Soon after, though, the movie starts apologizing for her, and it does so with the artificial device of dreams and, later, hallucinations of Nina (Anna Kendrick), the woman who committed suicide. She appears in order to taunt Claire for her own feelings of desperation and her unspoken desire to put an end to her suffering. Claire has dreams of standing on the ledge of the same expressway overpass from which Nina jumped to end her own life, and at one point, she goes there herself, looking down at the passing traffic and imagining taking that final step into oblivion.

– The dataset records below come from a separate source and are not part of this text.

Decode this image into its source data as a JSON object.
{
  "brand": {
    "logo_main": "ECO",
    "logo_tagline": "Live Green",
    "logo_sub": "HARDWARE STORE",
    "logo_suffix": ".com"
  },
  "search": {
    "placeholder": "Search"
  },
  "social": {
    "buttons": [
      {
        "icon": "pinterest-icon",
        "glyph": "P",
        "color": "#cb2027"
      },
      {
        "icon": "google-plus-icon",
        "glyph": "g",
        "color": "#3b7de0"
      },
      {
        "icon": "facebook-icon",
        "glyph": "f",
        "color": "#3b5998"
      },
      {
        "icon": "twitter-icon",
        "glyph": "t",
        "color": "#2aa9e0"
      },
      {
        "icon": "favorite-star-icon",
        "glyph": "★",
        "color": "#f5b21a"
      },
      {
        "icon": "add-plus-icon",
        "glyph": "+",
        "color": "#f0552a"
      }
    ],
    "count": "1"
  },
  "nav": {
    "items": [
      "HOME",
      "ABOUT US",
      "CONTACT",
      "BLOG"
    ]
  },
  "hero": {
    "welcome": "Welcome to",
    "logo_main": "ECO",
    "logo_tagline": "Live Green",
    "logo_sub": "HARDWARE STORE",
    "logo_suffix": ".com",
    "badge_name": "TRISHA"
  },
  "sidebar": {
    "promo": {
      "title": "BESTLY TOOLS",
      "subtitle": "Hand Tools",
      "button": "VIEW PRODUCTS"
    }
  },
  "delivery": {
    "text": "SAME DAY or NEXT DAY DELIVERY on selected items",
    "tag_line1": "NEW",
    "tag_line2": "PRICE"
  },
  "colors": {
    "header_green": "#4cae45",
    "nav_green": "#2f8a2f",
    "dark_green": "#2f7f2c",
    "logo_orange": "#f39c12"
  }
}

Director Daniel Barnz steadily blurs the line between reality and fantasy (It's most apparent in the way a scene will play out only to have Claire awaken from a dream but eventually has Claire seeing Nina's ghost in an otherwise real-world context), and the effect is that the movie's honesty and its artifice start to meld, too. Whether that blending is for better or for worse is difficult to gauge. We start to see Claire's inner thoughts more clearly, especially in how the movie addresses her suicidal thoughts, but we're also keenly aware that the movie is constantly toying with us for effect. The movie's most awkward scene randomly forces Claire to confront the man (William H. Macy) who destroyed her life. By this point, we know what happened, but the scene exists solely as a cynical ploy to put Claire through the ringer just as she's making progress.

This is a movie that works best when it simply allows Claire to experience her pain—of both the physical and psychological varieties—and lets us see how she tries to cope with it. In an attempt to understand the death of the woman haunting her dreams, Claire meets Nina's widowered husband Roy (Sam Worthington), and the two share a strangely touching, non-sexual relationship that is dependent upon the notion that neither needs the other but that both are comfortable enough to say the things that usually go unsaid in polite company. Roy confesses that he hates his wife for ruining his life and the life of their young son (Evan O'Toole), and Claire admits that she doesn't like to sleep alone.

Cake does understand that recovering from trauma is process of baby steps, so perhaps the reason the movie feels a bit disingenuous is the way Barnz and Tobin communicate those moments of change as momentous leaps. It's not enough that Claire adapts to her situation. The movie seems to feel the need to ensure our comprehension is guaranteed beyond all doubt.